Anna Gaskell
In the opening chapter of Lewis Carroll’s Alice in Wonderland, Alice wonders, parenthetically, why she hadn’t thought a waistcoated white rabbit muttering to itself unusual. When he raced past her and popped down a large rabbit hole, she followed in pursuit without ever considering how she would get out again. “Down, down, down. Would the fall never come to an end?”
Alice’s fall is the theme of “Wonder,” Anna Gaskell’s first solo show. The literary conceit of her twenty untitled color photographs (all 1996–97) assumes that we already know Alice and her story, freeing us to indulge in the beauty of the images themselves and of the ravishing twins who are Gaskell’s models. But what appears to be self-evident about the photos proves less so on closer inspection, and soon enough we find ourselves racing down our own sort of interpretive rabbit hole.
Gaskell’s camera acts as a source of disturbance. It takes us into such intimate relation with the young Alice(s) as to suggest a pedophilic preoccupation. Typically, such an erotic undertow might be taken as a form of the photographer’s expression and hence “real,” as in the work of Jack Pierson, Larry Clark, and Collier Schorr. Gaskell’s photography differs in its resolute detachment; she casts her secondhand voyeurism in the most artificial frame, staging, lighting, and cropping her images with fashion-shoot precision, so that what might be expressive reads as crafted and inauthentic.
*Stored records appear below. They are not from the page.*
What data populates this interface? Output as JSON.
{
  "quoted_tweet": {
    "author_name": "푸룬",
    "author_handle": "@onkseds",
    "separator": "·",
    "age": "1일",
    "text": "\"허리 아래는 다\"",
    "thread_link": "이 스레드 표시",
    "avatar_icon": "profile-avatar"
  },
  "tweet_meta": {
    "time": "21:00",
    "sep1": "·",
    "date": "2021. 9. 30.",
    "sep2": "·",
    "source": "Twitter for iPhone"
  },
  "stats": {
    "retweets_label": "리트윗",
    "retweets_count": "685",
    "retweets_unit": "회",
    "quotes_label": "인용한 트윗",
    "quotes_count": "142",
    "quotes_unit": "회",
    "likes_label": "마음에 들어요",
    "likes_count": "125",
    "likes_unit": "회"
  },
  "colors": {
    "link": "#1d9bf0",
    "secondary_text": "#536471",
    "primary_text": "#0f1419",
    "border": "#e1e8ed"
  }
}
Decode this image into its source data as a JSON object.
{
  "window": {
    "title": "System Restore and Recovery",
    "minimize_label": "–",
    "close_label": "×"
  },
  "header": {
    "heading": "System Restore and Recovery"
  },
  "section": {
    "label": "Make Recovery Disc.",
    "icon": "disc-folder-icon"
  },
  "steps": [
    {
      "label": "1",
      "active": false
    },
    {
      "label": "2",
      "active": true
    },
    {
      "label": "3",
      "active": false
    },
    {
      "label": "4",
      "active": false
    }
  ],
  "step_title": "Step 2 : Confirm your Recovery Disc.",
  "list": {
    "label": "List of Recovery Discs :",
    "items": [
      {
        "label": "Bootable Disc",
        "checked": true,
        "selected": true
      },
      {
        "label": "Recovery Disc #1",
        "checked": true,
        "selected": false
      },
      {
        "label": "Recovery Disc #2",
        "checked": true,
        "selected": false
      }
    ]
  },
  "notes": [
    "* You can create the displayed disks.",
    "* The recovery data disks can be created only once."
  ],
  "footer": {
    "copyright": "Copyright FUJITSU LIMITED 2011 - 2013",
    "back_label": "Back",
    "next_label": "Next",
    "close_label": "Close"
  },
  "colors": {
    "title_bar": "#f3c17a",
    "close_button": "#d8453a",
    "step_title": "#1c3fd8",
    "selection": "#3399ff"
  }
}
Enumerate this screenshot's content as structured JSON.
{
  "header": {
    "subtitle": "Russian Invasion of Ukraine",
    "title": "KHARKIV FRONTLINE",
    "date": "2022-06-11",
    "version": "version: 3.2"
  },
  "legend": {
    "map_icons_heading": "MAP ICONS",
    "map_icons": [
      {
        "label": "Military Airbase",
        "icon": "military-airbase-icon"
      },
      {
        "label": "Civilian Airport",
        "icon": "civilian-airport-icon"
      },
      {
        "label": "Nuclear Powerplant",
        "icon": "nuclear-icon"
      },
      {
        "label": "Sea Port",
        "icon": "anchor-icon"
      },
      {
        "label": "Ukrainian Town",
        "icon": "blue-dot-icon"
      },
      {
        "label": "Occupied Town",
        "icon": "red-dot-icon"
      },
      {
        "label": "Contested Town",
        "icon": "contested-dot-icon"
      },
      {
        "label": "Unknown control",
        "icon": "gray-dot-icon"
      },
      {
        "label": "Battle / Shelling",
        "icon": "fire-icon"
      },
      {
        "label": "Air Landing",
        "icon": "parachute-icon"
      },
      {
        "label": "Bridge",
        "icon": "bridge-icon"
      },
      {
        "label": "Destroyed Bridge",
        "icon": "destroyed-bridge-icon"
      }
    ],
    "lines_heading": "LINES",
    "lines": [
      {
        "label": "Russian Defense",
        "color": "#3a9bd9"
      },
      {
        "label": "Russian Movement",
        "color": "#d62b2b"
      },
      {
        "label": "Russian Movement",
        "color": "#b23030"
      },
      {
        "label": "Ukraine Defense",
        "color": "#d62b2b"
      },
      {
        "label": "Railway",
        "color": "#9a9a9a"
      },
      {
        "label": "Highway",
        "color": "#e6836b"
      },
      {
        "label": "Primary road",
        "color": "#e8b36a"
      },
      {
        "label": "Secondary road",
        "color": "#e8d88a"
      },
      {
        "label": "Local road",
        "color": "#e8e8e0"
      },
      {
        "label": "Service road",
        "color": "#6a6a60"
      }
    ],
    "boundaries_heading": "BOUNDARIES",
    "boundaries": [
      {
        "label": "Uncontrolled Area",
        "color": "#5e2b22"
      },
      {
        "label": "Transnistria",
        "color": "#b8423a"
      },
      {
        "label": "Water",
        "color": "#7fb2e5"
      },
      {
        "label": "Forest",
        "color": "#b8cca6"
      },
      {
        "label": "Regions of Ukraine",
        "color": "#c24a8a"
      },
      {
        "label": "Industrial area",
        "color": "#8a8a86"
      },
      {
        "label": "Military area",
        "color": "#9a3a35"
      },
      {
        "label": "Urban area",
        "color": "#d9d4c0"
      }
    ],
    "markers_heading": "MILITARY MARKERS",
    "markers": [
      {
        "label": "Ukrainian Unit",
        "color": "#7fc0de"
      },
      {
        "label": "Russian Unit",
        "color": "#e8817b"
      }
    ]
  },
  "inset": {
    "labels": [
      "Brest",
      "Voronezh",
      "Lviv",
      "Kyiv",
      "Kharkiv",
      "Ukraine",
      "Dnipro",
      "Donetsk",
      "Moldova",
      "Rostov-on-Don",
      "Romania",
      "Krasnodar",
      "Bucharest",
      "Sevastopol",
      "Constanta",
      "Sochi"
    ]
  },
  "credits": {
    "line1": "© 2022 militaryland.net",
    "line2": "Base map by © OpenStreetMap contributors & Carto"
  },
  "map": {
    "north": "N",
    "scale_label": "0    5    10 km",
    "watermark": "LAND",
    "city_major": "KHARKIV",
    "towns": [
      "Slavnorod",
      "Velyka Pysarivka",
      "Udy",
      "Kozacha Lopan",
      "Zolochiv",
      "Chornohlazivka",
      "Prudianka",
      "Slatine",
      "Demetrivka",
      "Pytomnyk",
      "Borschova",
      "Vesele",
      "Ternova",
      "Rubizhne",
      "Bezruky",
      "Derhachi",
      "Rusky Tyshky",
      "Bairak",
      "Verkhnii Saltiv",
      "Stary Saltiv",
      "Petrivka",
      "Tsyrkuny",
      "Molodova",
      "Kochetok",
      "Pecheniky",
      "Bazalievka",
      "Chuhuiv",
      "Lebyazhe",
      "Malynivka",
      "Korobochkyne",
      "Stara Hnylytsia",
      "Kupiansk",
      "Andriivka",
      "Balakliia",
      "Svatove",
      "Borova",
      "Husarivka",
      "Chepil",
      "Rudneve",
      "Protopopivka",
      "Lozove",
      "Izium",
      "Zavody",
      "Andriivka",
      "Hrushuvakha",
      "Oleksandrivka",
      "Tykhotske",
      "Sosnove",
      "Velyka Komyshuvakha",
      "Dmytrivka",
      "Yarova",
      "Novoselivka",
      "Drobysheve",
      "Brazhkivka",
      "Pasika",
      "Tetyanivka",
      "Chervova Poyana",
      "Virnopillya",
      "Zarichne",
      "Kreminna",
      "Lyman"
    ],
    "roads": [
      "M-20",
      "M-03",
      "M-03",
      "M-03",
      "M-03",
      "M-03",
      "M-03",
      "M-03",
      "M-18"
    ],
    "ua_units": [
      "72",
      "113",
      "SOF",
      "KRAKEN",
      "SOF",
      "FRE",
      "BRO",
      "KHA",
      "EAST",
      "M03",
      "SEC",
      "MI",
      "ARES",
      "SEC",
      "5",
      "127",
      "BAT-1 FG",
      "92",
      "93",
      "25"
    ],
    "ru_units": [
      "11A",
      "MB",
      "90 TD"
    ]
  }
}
As though with a forensic purpose, the camera hovers uncomfortably close over Alice’s fallen body. The many images of her lying on the ground, tumbling down stairs, or being laid to rest beside her twin suggest the tragedy of an untimely death. So do those pictures that depict Alice treading water “in a salty pool of tears” (which she herself cried when she was nine feet tall) or, having drowned in her own tears, being given mouth-to-mouth resuscitation by her twin. In others, Alice is shown from a stealthy perspective standing, jumping, and eating. Despite the claustrophobic quality of the photographs, the camera isn’t menacing or predatory; rather, its overhearing proximity to its subject conveys an extreme curiosity that suggests both wariness and a wonder bordering on disbelief.
Carroll’s Alice is considerably chagrined by unexpected spurts of growing larger and smaller. Gaskell mimics Alice’s transformations by varying the images’ dimensions from 8 x 10“ to 50 x 60” arid installing the works in an ad-hoc salon style. The shifting scale ruptures linear narrative: presenting Alice as both dead and alive, over and over again, Gaskell is drawn to a place where meaning collapses. Situating this drama on a boundary between reality and fiction, she stages what Lacan describes as “a missed encounter with the real,” which, having been missed, can no longer be recaptured, but can only be—and must be—replayed ad infinitum. By representing Alice under the constant scrutiny of the photographic gaze, Gaskell illustrates a state of psychological estrangement occasioned in a subject who simultaneously sees herself and fails to recognize or identify with that self.
The literary Alice, asked who she is by the caterpillar, replies in confusion: “I know who I was when I got up this morning, but I think I must have changed several times since then. . . . I can’t explain myself, I’m afraid, Sir, because I’m not myself, you sec.” Dwelling at this site of rupture, as though at the scene of a crime, Gaskell rehearses the problem of misrecognition that haunts Carroll’s Alice. These photographs dramatically bring into a focus a world that is familiar and unknowable at the same time.